L’audition des deux principaux renseignants, Sakina R. et Claudien Likulia, loin de clarifier la chaîne de commandement, a plutôt semé le trouble sur l’implication personnelle du prévenu. Sakina a été formelle devant le Ministère Public : “Est-ce que Monsieur Philemon Mambabwa avait donné l’ordre de la brutalité ? Non. Les policiers ont pris leur propre initiative” a-t-elle répondu. Une déclaration capitale, prononcée par une très proche du fils aîné de la principale partie civile, qui fragilise considérablement l’accusation de complicité ou d’instruction de torture.

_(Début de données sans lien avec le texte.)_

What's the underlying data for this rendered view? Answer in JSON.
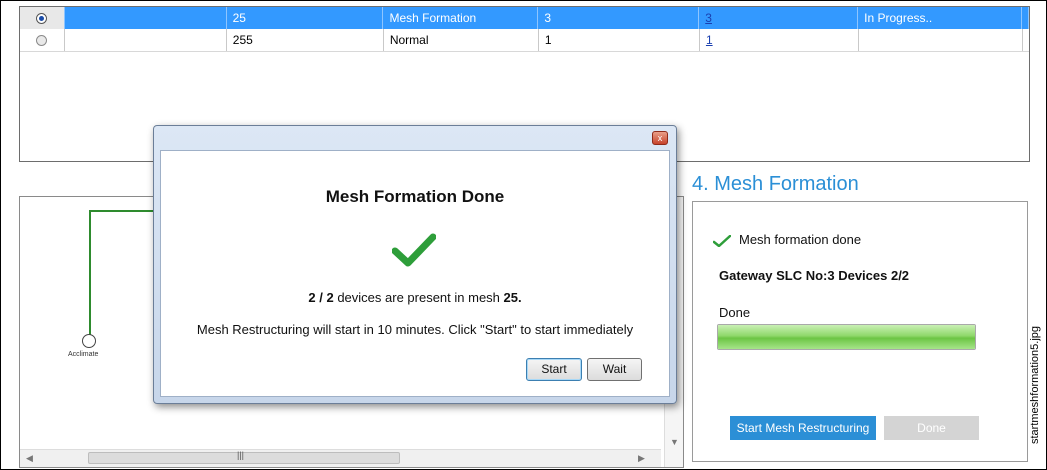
{
  "grid": {
    "rows": [
      {
        "selected": true,
        "c1": "",
        "c2": "25",
        "c3": "Mesh Formation",
        "c4": "3",
        "c5": "3",
        "c6": "In Progress..",
        "c7": ""
      },
      {
        "selected": false,
        "c1": "",
        "c2": "255",
        "c3": "Normal",
        "c4": "1",
        "c5": "1",
        "c6": "",
        "c7": ""
      }
    ]
  },
  "diagram": {
    "node_label": "Acclimate",
    "scroll_thumb_grip": "|||"
  },
  "panel": {
    "step_title": "4. Mesh Formation",
    "done_text": "Mesh formation done",
    "gateway": "Gateway SLC No:3  Devices 2/2",
    "status": "Done",
    "progress_fraction": 1.0,
    "restructure_button": "Start Mesh Restructuring",
    "done_button": "Done"
  },
  "dialog": {
    "close_glyph": "x",
    "title": "Mesh Formation Done",
    "count_done": "2",
    "count_sep": " / ",
    "count_total": "2",
    "count_mid": " devices are present in mesh ",
    "mesh_id": "25.",
    "line2": "Mesh Restructuring will start in 10 minutes.  Click \"Start\" to start immediately",
    "start_label": "Start",
    "wait_label": "Wait"
  },
  "side_caption": "startmeshformation5.jpg",
  "colors": {
    "accent": "#2b8fd6",
    "selection": "#3399ff",
    "success": "#2e9e3a"
  }
}
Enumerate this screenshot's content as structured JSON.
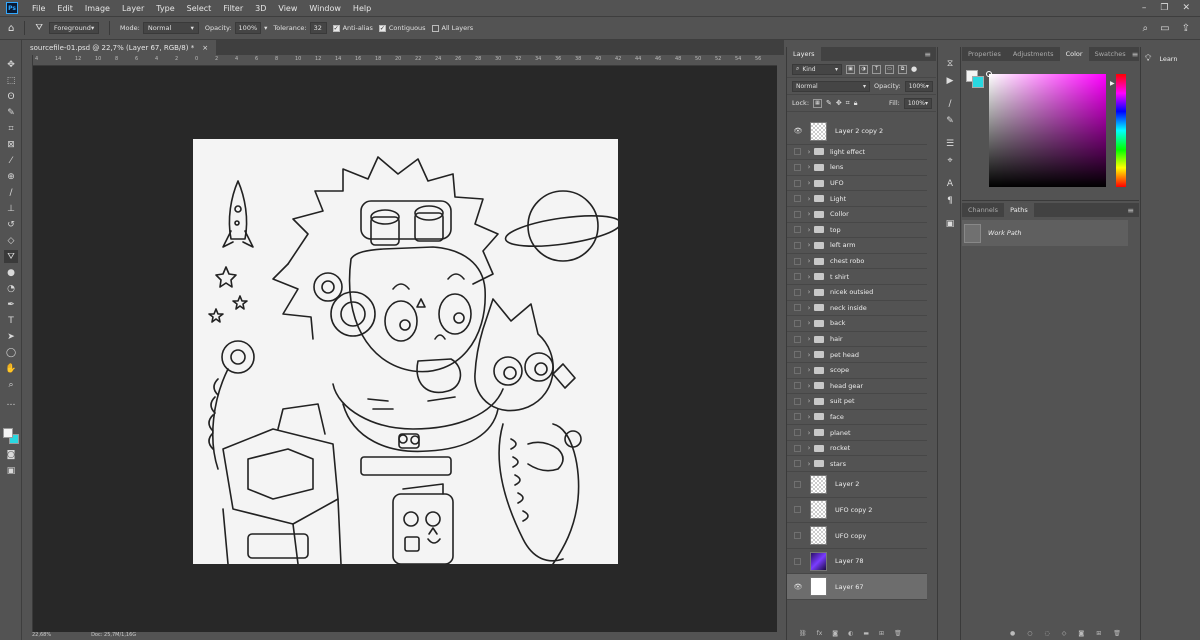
{
  "app": {
    "logo_text": "Ps"
  },
  "menu": [
    "File",
    "Edit",
    "Image",
    "Layer",
    "Type",
    "Select",
    "Filter",
    "3D",
    "View",
    "Window",
    "Help"
  ],
  "options": {
    "fill_source": "Foreground",
    "mode_label": "Mode:",
    "mode_value": "Normal",
    "opacity_label": "Opacity:",
    "opacity_value": "100%",
    "tolerance_label": "Tolerance:",
    "tolerance_value": "32",
    "anti_alias_label": "Anti-alias",
    "contiguous_label": "Contiguous",
    "all_layers_label": "All Layers"
  },
  "document": {
    "tab_title": "sourcefile-01.psd @ 22,7% (Layer 67, RGB/8) *",
    "close": "×",
    "ruler_ticks": [
      "4",
      "14",
      "12",
      "10",
      "8",
      "6",
      "4",
      "2",
      "0",
      "2",
      "4",
      "6",
      "8",
      "10",
      "12",
      "14",
      "16",
      "18",
      "20",
      "22",
      "24",
      "26",
      "28",
      "30",
      "32",
      "34",
      "36",
      "38",
      "40",
      "42",
      "44",
      "46",
      "48",
      "50",
      "52",
      "54",
      "56"
    ],
    "status_zoom": "22,68%",
    "status_doc": "Doc: 25,7M/1,16G"
  },
  "layers_panel": {
    "tab": "Layers",
    "kind_label": "Kind",
    "blend_mode": "Normal",
    "opacity_label": "Opacity:",
    "opacity_value": "100%",
    "lock_label": "Lock:",
    "fill_label": "Fill:",
    "fill_value": "100%",
    "layers": [
      {
        "name": "Layer 2 copy 2",
        "type": "layer",
        "visible": true,
        "thumb": "checker"
      },
      {
        "name": "light effect",
        "type": "group"
      },
      {
        "name": "lens",
        "type": "group"
      },
      {
        "name": "UFO",
        "type": "group"
      },
      {
        "name": "Light",
        "type": "group"
      },
      {
        "name": "Collor",
        "type": "group"
      },
      {
        "name": "top",
        "type": "group"
      },
      {
        "name": "left arm",
        "type": "group"
      },
      {
        "name": "chest robo",
        "type": "group"
      },
      {
        "name": "t shirt",
        "type": "group"
      },
      {
        "name": "nicek outsied",
        "type": "group"
      },
      {
        "name": "neck inside",
        "type": "group"
      },
      {
        "name": "back",
        "type": "group"
      },
      {
        "name": "hair",
        "type": "group"
      },
      {
        "name": "pet head",
        "type": "group"
      },
      {
        "name": "scope",
        "type": "group"
      },
      {
        "name": "head gear",
        "type": "group"
      },
      {
        "name": "suit pet",
        "type": "group"
      },
      {
        "name": "face",
        "type": "group"
      },
      {
        "name": "planet",
        "type": "group"
      },
      {
        "name": "rocket",
        "type": "group"
      },
      {
        "name": "stars",
        "type": "group"
      },
      {
        "name": "Layer 2",
        "type": "layer",
        "thumb": "checker"
      },
      {
        "name": "UFO copy 2",
        "type": "layer",
        "thumb": "checker"
      },
      {
        "name": "UFO copy",
        "type": "layer",
        "thumb": "checker"
      },
      {
        "name": "Layer 78",
        "type": "layer",
        "thumb": "purple"
      },
      {
        "name": "Layer 67",
        "type": "layer",
        "visible": true,
        "selected": true,
        "thumb": "white"
      }
    ]
  },
  "color_panel": {
    "tabs": [
      "Properties",
      "Adjustments",
      "Color",
      "Swatches"
    ],
    "active_tab": "Color",
    "foreground": "#f4f4f4",
    "background": "#29d8e0"
  },
  "paths_panel": {
    "tabs": [
      "Channels",
      "Paths"
    ],
    "active_tab": "Paths",
    "items": [
      "Work Path"
    ]
  },
  "learn": {
    "label": "Learn"
  }
}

De son côté, si Claudien maintient avoir entendu l’expression “petite correction”, les policiers commis à la résidence affirment sous serment n’avoir reçu que l’ordre de “garder” les jeunes gens jusqu’à l’arrivée des parents. Cette absence de preuve d’un ordre explicite de violenter les enfants se double d’une zone d’ombre juridique concernant le chef de séquestration. L’audience a confirmé que Philémon Mambabwa, après avoir découvert la présence clandestine de trois garçons majeurs ou quasi-majeurs dans la chambre de sa fille mineure à 4 heures du matin, a d’abord envisagé de les faire conduire à la 7ème Direction de l’ANR – service d’investigation dépourvu de cachot.

Cependant, il est établi et reconnu par toutes les parties que cet ordre n’a jamais été exécuté. Les enfants n’ont jamais quitté la résidence. Ils ont été retenus dans la guérite, dans l’attente, selon la défense, d’une confrontation parentale à une heure décente. Philémon Mambabwa a justifié cette rétention temporaire par un souci de responsabilité : “S’il leur était arrivé quelque chose à 5h du matin dehors, j’aurais été fautif de les avoir exposés”.

Dès lors, la question centrale qui se pose à l’orée des réquisitions est la suivante : la responsabilité pénale de Philémon Mambabwa peut-elle être engagée sur la seule base d’intentions supposées ou d’un environnement sécuritaire dont il aurait mal évalué le zèle ? La partie civile martèle que les cris des enfants étaient audibles depuis le salon et que le prévenu Philemon Mambabwa aurait dû intervenir.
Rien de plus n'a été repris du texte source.